NEW YORK (Reuters) - Desperate to sell pricey spring looks during the coronavirus lockdown, retailers are turning to social media to show their latest styles in somber, stay-at-home settings.
The sexy, $298 Reformation summer dress? A model wears it lounging alone on her bed. The $148 lime green miniskirt with buttons? It looks fine next to the house plant.
Skimpy dresses, brightly-colored jackets and mini skirts typically fly off retailers’ shelves at this time of year. But not in 2020.
Most customers are staying indoors for the foreseeable future as their medics battle the coronavirus pandemic. The challenge for retailers, as Simon Wolfson, CEO of British fashion chain Next, recently put it: “People do not buy a new outfit to stay at home.”
“Non-essential” retailers have already closed their stores in the United States and major European markets. Many are dangling discounts online.
“Here’s to less screen time and more lounging in @ragandbone’s warm-weather staples,” Saks Fifth Avenue (@saks)posted on its Instagram page. The $550 bright pink blazer is marked down to $412.50.
Saks suggested its nearly two million followers should “chicly embrace the great indoors” in a neon orange $395 twill romper.
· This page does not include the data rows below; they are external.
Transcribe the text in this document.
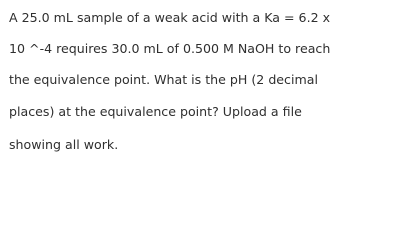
A 25.0 mL sample of a weak acid with a Ka = 6.2 x
10 ^-4 requires 30.0 mL of 0.500 M NaOH to reach
the equivalence point. What is the pH (2 decimal
places) at the equivalence point? Upload a file
showing all work.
As of Thursday morning, that garment was sold out on its website.
The department store operator also said customers should consider logging onto their virtual Zoom meetings in a puff-sleeve wool dress, theirs for $1,880.
“Like many in our industry, we are working to tailor our marketing strategy in a way that makes sense for the current climate while continuing to support our business,” a spokesperson from Saks said.
YOGA PANTS AND SPORTS BRAS
“Having March wiped out, probably having April wiped out, and everybody sitting with inventory on-hand ... this one hit right at the worst time” for retailers, said Ron Frasch, a former president at Saks Fifth Avenue and Saks rival Bergdorf Goodman.
“If you have reduced e-commerce, no brick-and-mortar volume and you’ve got bills to pay, it’s a very scary scenario.”
Reformation (@reformation) posted a photo on its Instagram page from fashion blogger Imani Randolph (@champagnemani). At home, glass of white wine in hand, she flaunts its $298 Ginny Dress. “Because it’s good to not wear pajamas all day,” the brand captioned the picture.
Both Saks and Reformation said their social media content was a response to customer feedback.
Revolve (@revolve) shared a photo on Instagram of model Camila Coelho (@camilacoelho) taking a selfie in a $130 magenta halter top. “Making cheese bread in the kitchen. I’m tired of sweats!” Coelho wrote in her caption. “Our babe @camilacoelho #REVOLVEaroundthehouse...,” the brand posted.
Zalando, Europe’s biggest online only fashion retailer, said it had seen strong demand for activewear, leisurewear and nightwear, as well as yoga clothes and accessories, running and training outfits.
But retailers have little to no bandwidth to change course and rush out more items designed to be worn indoors.
“The reality is there’s an enormous amount of excess product in the system that’s going to have to be moved through,” said Steve Sadove, a senior adviser for Mastercard and former CEO and chairman of Saks Fifth Avenue.
“It’s going to have to be liquidated and everyone’s trying to find any way that they can to sell product now.”
Kristina V., 35, a director of digital strategy based in NYC, said she had been dressing down since the lockdown began.
“Before quarantine I was kind of stylish, but now ... it is yoga pants and sports bras all day and sometimes a red lip for Zoom happy hours,” said Kristina, who asked that her full name not be used.
“The funny thing is I keep getting targeted ads from my fave stores on social media but I am staying strong! We don’t even know if we will be out in the summer.”
One sign of hope came on Thursday, on thereformation.com. It advertised spring street-style dresses and tops “for the blessed day you get to leave the house.”